Following his time in the Senate, Ward became Kentucky’s Commissioner of Conservation, expanding the state park system and tourism program, and later the state’s Commissioner of Highways.
Ward as a State Administrator
As parks commissioner under Clements – who he was critical of – Roggenkamp said Ward reformed the state system from an underfunded and dilapidated program to what would become a national model.
“An important part of my book was to illustrate this shift from the early park system to the post-World War two system. The parks first started in the early 1920s and there was a very colorful national fight to save Cumberland Falls State Park from being turned into a hydroelectric dam.

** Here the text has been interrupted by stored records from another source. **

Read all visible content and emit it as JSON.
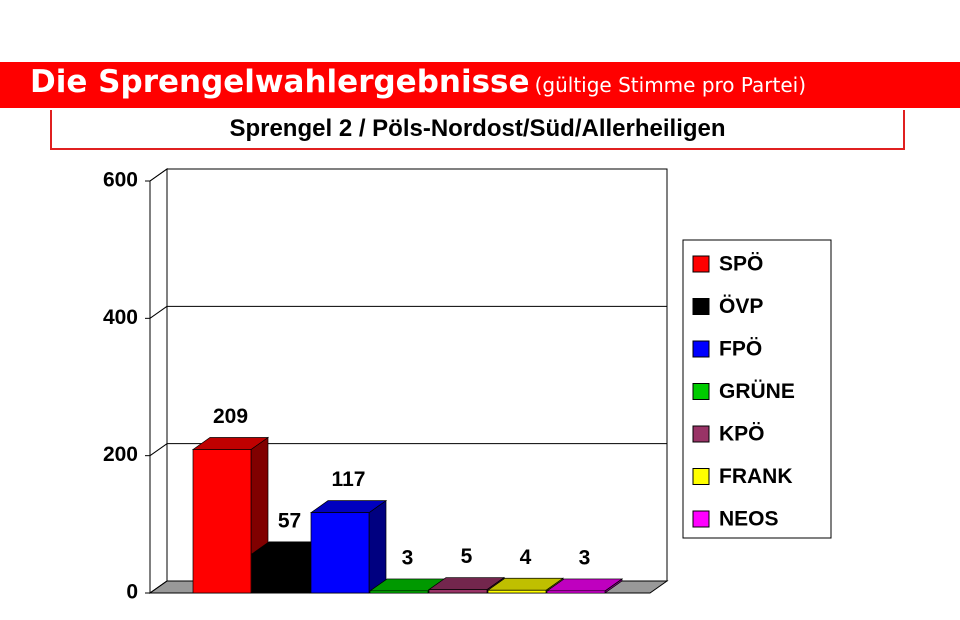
{
  "header": {
    "title": "Die Sprengelwahlergebnisse",
    "note": "(gültige Stimme pro Partei)"
  },
  "chart_data": {
    "type": "bar3d",
    "title": "Sprengel 2 / Pöls-Nordost/Süd/Allerheiligen",
    "series": [
      {
        "name": "SPÖ",
        "color": "#ff0000",
        "values": [
          209
        ]
      },
      {
        "name": "ÖVP",
        "color": "#000000",
        "values": [
          57
        ]
      },
      {
        "name": "FPÖ",
        "color": "#0000ff",
        "values": [
          117
        ]
      },
      {
        "name": "GRÜNE",
        "color": "#00cc00",
        "values": [
          3
        ]
      },
      {
        "name": "KPÖ",
        "color": "#993366",
        "values": [
          5
        ]
      },
      {
        "name": "FRANK",
        "color": "#ffff00",
        "values": [
          4
        ]
      },
      {
        "name": "NEOS",
        "color": "#ff00ff",
        "values": [
          3
        ]
      }
    ],
    "ylim": [
      0,
      600
    ],
    "yticks": [
      0,
      200,
      400,
      600
    ],
    "grid": true,
    "legend": "right"
  }
}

And that became a real public cause,” she said.

During Ward’s time as commissioner of parks, the state went on a building spree with a budget increase from around $35,000 per year to over $1 million, including new lodges, roads and cabins. Many of those facilities have become staples of Kentucky’s state parks system and are still in use today.
Roggenkamp said the highway department was “in shambles” after a purchasing deal scandal during the Bert T. Combs administration in Kentucky and the governor turned to Ward to take over as highways commissioner, asking him to help to build the interstates to complete the national highway system and connect Kentucky’s cities with those of neighboring states.

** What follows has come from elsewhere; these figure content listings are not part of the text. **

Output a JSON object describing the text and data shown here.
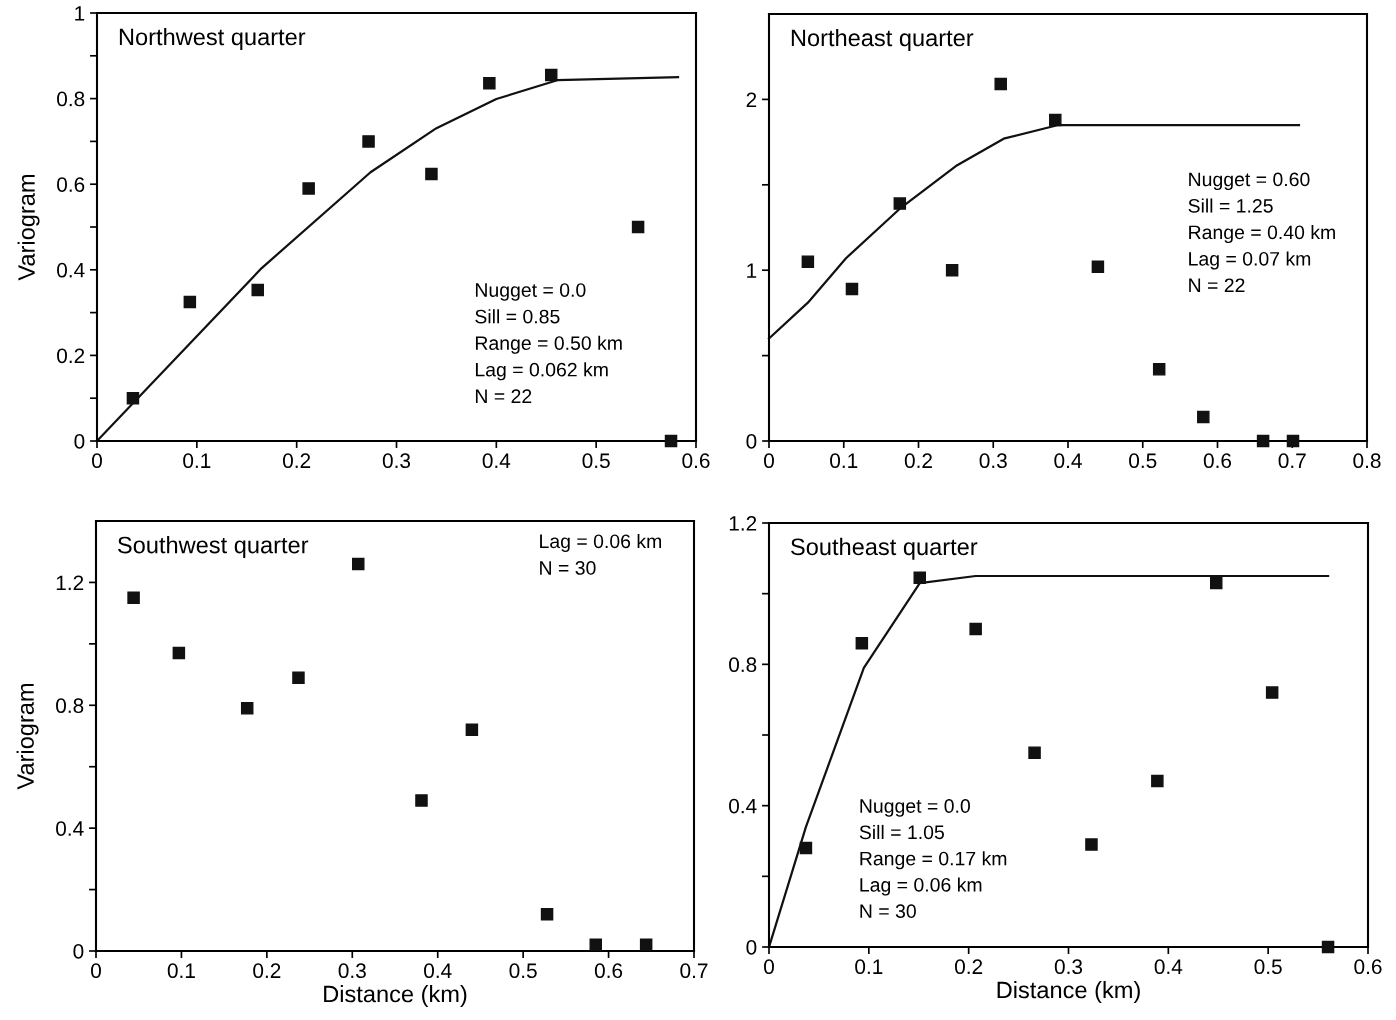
{
  "chart_data": [
    {
      "type": "scatter",
      "title": "Northwest quarter",
      "ylabel": "Variogram",
      "xlim": [
        0,
        0.6
      ],
      "ylim": [
        0,
        1
      ],
      "xticks": [
        0,
        0.1,
        0.2,
        0.3,
        0.4,
        0.5,
        0.6
      ],
      "yticks": [
        0,
        {
          "value": 0.1,
          "label": null
        },
        0.2,
        {
          "value": 0.3,
          "label": null
        },
        0.4,
        {
          "value": 0.5,
          "label": null
        },
        0.6,
        {
          "value": 0.7,
          "label": null
        },
        0.8,
        {
          "value": 0.9,
          "label": null
        },
        1
      ],
      "grid": false,
      "legend": false,
      "annotations": [
        "Nugget = 0.0",
        "Sill = 0.85",
        "Range = 0.50 km",
        "Lag = 0.062 km",
        "N = 22"
      ],
      "series": [
        {
          "marker": "square",
          "color": "#111111",
          "x": [
            0.036,
            0.093,
            0.161,
            0.212,
            0.272,
            0.335,
            0.393,
            0.455,
            0.542,
            0.575
          ],
          "values": [
            0.1,
            0.325,
            0.353,
            0.59,
            0.7,
            0.624,
            0.836,
            0.855,
            0.5,
            0
          ]
        },
        {
          "type": "line",
          "marker": "none",
          "color": "#111111",
          "line_style": "solid",
          "x": [
            0,
            0.165,
            0.274,
            0.34,
            0.4,
            0.461,
            0.582
          ],
          "values": [
            0,
            0.404,
            0.628,
            0.731,
            0.799,
            0.843,
            0.85
          ]
        }
      ]
    },
    {
      "type": "scatter",
      "title": "Northeast quarter",
      "xlim": [
        0,
        0.8
      ],
      "ylim": [
        0,
        2.5
      ],
      "xticks": [
        0,
        0.1,
        0.2,
        0.3,
        0.4,
        0.5,
        0.6,
        0.7,
        0.8
      ],
      "yticks": [
        0,
        {
          "value": 0.5,
          "label": null
        },
        1,
        {
          "value": 1.5,
          "label": null
        },
        2
      ],
      "grid": false,
      "legend": false,
      "annotations": [
        "Nugget = 0.60",
        "Sill = 1.25",
        "Range = 0.40 km",
        "Lag = 0.07 km",
        "N = 22"
      ],
      "series": [
        {
          "marker": "square",
          "color": "#111111",
          "x": [
            0.052,
            0.111,
            0.175,
            0.245,
            0.31,
            0.383,
            0.44,
            0.522,
            0.581,
            0.661,
            0.701
          ],
          "values": [
            1.05,
            0.89,
            1.39,
            1.0,
            2.09,
            1.88,
            1.02,
            0.42,
            0.14,
            0,
            0
          ]
        },
        {
          "type": "line",
          "marker": "none",
          "color": "#111111",
          "line_style": "solid",
          "x": [
            0,
            0.052,
            0.103,
            0.175,
            0.25,
            0.314,
            0.387,
            0.709
          ],
          "values": [
            0.6,
            0.81,
            1.07,
            1.36,
            1.61,
            1.77,
            1.85,
            1.85
          ]
        }
      ]
    },
    {
      "type": "scatter",
      "title": "Southwest quarter",
      "xlabel": "Distance (km)",
      "ylabel": "Variogram",
      "xlim": [
        0,
        0.7
      ],
      "ylim": [
        0,
        1.4
      ],
      "xticks": [
        0,
        0.1,
        0.2,
        0.3,
        0.4,
        0.5,
        0.6,
        0.7
      ],
      "yticks": [
        0,
        {
          "value": 0.2,
          "label": null
        },
        0.4,
        {
          "value": 0.6,
          "label": null
        },
        0.8,
        {
          "value": 1.0,
          "label": null
        },
        1.2
      ],
      "grid": false,
      "legend": false,
      "annotations": [
        "Lag = 0.06 km",
        "N = 30"
      ],
      "series": [
        {
          "marker": "square",
          "color": "#111111",
          "x": [
            0.044,
            0.097,
            0.177,
            0.237,
            0.307,
            0.381,
            0.44,
            0.528,
            0.585,
            0.644
          ],
          "values": [
            1.15,
            0.97,
            0.79,
            0.89,
            1.26,
            0.49,
            0.72,
            0.12,
            0.02,
            0.02
          ]
        }
      ]
    },
    {
      "type": "scatter",
      "title": "Southeast quarter",
      "xlabel": "Distance (km)",
      "xlim": [
        0,
        0.6
      ],
      "ylim": [
        0,
        1.2
      ],
      "xticks": [
        0,
        0.1,
        0.2,
        0.3,
        0.4,
        0.5,
        0.6
      ],
      "yticks": [
        0,
        {
          "value": 0.2,
          "label": null
        },
        0.4,
        {
          "value": 0.6,
          "label": null
        },
        0.8,
        {
          "value": 1.0,
          "label": null
        },
        1.2
      ],
      "grid": false,
      "legend": false,
      "annotations": [
        "Nugget = 0.0",
        "Sill = 1.05",
        "Range = 0.17 km",
        "Lag = 0.06 km",
        "N = 30"
      ],
      "series": [
        {
          "marker": "square",
          "color": "#111111",
          "x": [
            0.037,
            0.093,
            0.151,
            0.207,
            0.266,
            0.323,
            0.389,
            0.448,
            0.504,
            0.56
          ],
          "values": [
            0.28,
            0.86,
            1.045,
            0.9,
            0.55,
            0.29,
            0.47,
            1.03,
            0.72,
            0
          ]
        },
        {
          "type": "line",
          "marker": "none",
          "color": "#111111",
          "line_style": "solid",
          "x": [
            0,
            0.037,
            0.095,
            0.151,
            0.207,
            0.56
          ],
          "values": [
            0,
            0.34,
            0.79,
            1.03,
            1.05,
            1.05
          ]
        }
      ]
    }
  ]
}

“He made the difference because he had worked for former Vice President Alben Barkley and Senator Earl Clements in Washington, D.C. as a policy assistant. So he knew contacts. He knew how the federal government worked. He knew how to access the funding,” she said. “He also said on his first day [that] “nobody buys a pencil around here unless I sign the requisition.’ He made it clear there would be no more deals, no more corruption.”
Ward hired young engineers from the University of Kentucky, seeking what he described as less politics and more engineering in state government. Under his leadership, the state was able to make what Roggenkamp described as rapid progress in completing the interstate system.
He would resign the post only to unsuccessfully run for governor in 1967 against Louie Nunn, the first Republican to win the office in more than two decades at the time. Ward came out the winner of a 10-way Democratic Party primary and would be the only Democrat defeated in their campaign for governor until 2003 when Governor Ernie Fletcher beat out Ben Chandler.
Ward the Technocrat
Roggenkamp described Ward as wanting to make government more efficient by bringing “people with qualified professional skill sets rather than political patronage rewards” into public service, and that his “abrupt” personality could sometimes make him enemies. Ward, she also said, “detested” campaigning and had a hard time taking credit for his accomplishments in government with voters.
“He was also very interested in modernizing the process. People who did work closely with him loved him one on one. He could be a very kind and generous friend and mentor,” she said. “He trained a lot of editors and reporters who later headed major daily papers, but when he was campaigning … Louie Nunn came across as a very strong, forceful, handsome candidate and Ward was a 5 foot 7-inch-tall policy wonk. It just didn't go over with the voters.”

After losing out on a bid for the governor’s seat, Ward returned to the Paducah Sun Democrat to serve as the paper’s publisher in 1968 for two years before moving to Louisville, where he chaired the city’s Waterfront Commission.
Ward died in 2002 at the age of 1993 in Lexington.
More about Ward is available in Roggenkamp’s book, which was published by Braughler Books in November 2024.